Lucent's LambdaRouter Turns Japanese
Japan Telecom is the second announced customer for the LambdaRouter and the first in Asia. In January, the company announced Global Crossing Ltd. (NYSE: GX) was testing the LambdaRouter, and in May it announced that the provider would be its first official customer (see Lucent Lands LambdaRouter Deal). Last month, Lucent announced that France Telecom SA had begun testing the switch.
Wall Street didn’t seem too impressed with the announcement of the contract. Lucent’s stock closed at 6.30, down 0.24 (3.67%).
“It’s definitely a positive for Lucent to win some business with this product,” says Rick Schafer, an analyst with CIBC World Markets. “But I don’t I think it’s significant to the bottom line. In its current form its [Lambda Router] is only operating in limited applications.”

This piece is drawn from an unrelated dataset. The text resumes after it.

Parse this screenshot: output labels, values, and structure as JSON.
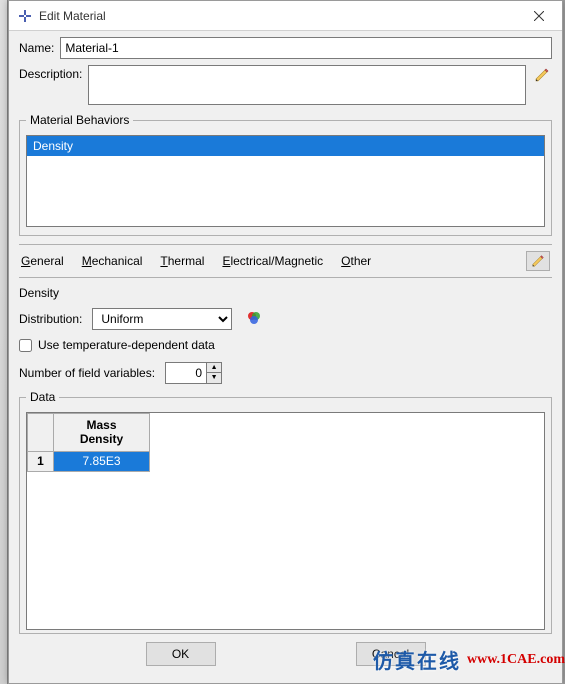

One reason the new contract hasn’t spurred too much excitement could be that the amount of the contract is likely to be quite small. Considering that each LambdaRouter costs approximately a million dollars, a multimillion-dollar contract may only amount to a few boxes.
Second, it isn’t clear how Japan Telecom will actually use the LambdaRouter. According to some reports, Global Crossing is only using it for protection switching. In other words, the optical switch is not sitting in the core of the network. Instead, it’s been deployed at the intersection of the undersea network and the terrestrial network, where it’s being used to switch wavelengths from an active fiber to a spare fiber when a connection is broken.
“The LambdaRouter is still in the science-experiment stage,” says Gina Sockolow, an equities analyst with Buckingham Research Associates (BRA).
Sockolow and other analysts have criticized the LambdaRouter for being too large and too expensive. In its current form, the optical signal loses its intensity as it bounces from mirror to mirror within its core, and amplifiers are needed to keep the signal strong. This not only adds complexity to the switch, but it also adds cost, say experts.
Corvis Corp. (Nasdaq: CORV) is the only other company shipping an all-optical switch for revenue. Six of its CorWave OS switches are deployed in the Broadwing Communications Inc. (NYSE: BRW) network. But unlike the LambdaRouter, which switches individual wavelengths, the CorWave is much less granular and switches multiple wavelengths at once. As a result, it is not as bulky or as expensive as the LambdaRouter.
Others are also working on all-optical switches. Nortel Networks Corp. (NYSE/Toronto: NT) says that its OPTera Connect PX, a product developed from its Xros acquisition, has completed a customer trial that it first began back in December of last year at an unnamed carrier site (see Nortel 's All-Optical Switch is in Trials). Tellium Inc. (Nasdaq: TELM) is also still working on its all-optical switch, the Aurora Full Spectrum Switch.
But it could be a while before a real market emerges for all-optical switches. CIBC's Schafer says he doesn’t expect to see significant volume until at least 2003.